I've written several json parsers (unfortunately none of them is opensource to be able to point at). In my opinion one of the best techniques when writing a json parser is first writing a "SAX" like parser that takes an input string or stream, parses the input and emits events (for example to the listener you set):

BeginDictionary() (dictionary ~ json object if you like that more)
BeginDictionaryItem(key, quoted)
EndDictionary()
BeginList()
EndList()
Literal(string_value, quoted)

Literal: A quoted or non-quoted string. This sax parser doesn't have to recognize json data types like string, float, bool, this parser just recognizes everything as either a quoted or non-quoted string and passes it to your event listener. Sometimes when you parse a config file it can come handy to allow dictionary keys without quotes, the config looks much nicer this way... Also alowing comments and commas after the last dictionary/list item can be practical but that is already nonstandard json...

If you want a parser that parses only standard json data types not all kind of quoted/nonquoted strings/words then you can implement a listener that converts "literals" to json types and passes them to another kind of listener that accepts only json specific types. One possible optimization here is that the listener passes only indexes to the listener through events and these indexes point into the input string/stream if you don't want duplication/copying. Optionally you can write a parser listener implementation that unquotes a string in place and stores it right into the input buffer destructively if the given platform/language allows that assuming that the parser doesn't look back.

You can also write a parser listener that just stores syntax highlight info. You can write one that builds an in-memory DOM-like tree from your json... And you can use just one simple-stupid parser that can be plugged together with many different parser-listener implementations for different kind of tasks.

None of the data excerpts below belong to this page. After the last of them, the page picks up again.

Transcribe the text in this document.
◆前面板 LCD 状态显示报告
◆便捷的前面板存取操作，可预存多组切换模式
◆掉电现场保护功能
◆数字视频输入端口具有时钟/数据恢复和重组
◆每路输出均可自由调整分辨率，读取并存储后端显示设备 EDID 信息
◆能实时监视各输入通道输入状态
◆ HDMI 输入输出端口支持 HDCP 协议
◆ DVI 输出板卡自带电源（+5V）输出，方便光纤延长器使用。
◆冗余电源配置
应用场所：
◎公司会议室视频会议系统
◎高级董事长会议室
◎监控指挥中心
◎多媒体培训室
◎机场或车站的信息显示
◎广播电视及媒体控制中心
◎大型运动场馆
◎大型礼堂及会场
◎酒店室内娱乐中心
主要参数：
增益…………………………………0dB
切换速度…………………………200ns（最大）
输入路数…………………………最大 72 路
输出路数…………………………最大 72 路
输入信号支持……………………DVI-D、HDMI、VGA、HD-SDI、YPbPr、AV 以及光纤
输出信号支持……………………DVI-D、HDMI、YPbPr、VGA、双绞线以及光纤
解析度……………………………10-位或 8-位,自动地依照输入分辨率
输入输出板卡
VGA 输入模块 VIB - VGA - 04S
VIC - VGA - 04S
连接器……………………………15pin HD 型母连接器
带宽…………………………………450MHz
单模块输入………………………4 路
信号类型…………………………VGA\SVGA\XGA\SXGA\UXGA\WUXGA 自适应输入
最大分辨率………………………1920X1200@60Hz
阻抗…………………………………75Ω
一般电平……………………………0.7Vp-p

You can also chain together listeners if you write them to allow this like: parser -> json type converter listener -> json schema validator listener -> json syntax highlight listener -> json dom builder listener...

And there is no need to separate a tokenizer and a parser in case of a simple language like json, write it as a single piece of recursive descent parser that does everything.

If you do it by optimizing for memory usage then the variable memory requirement of the parser is one bit per nested json object/list (but this version is not a recursive descent parser).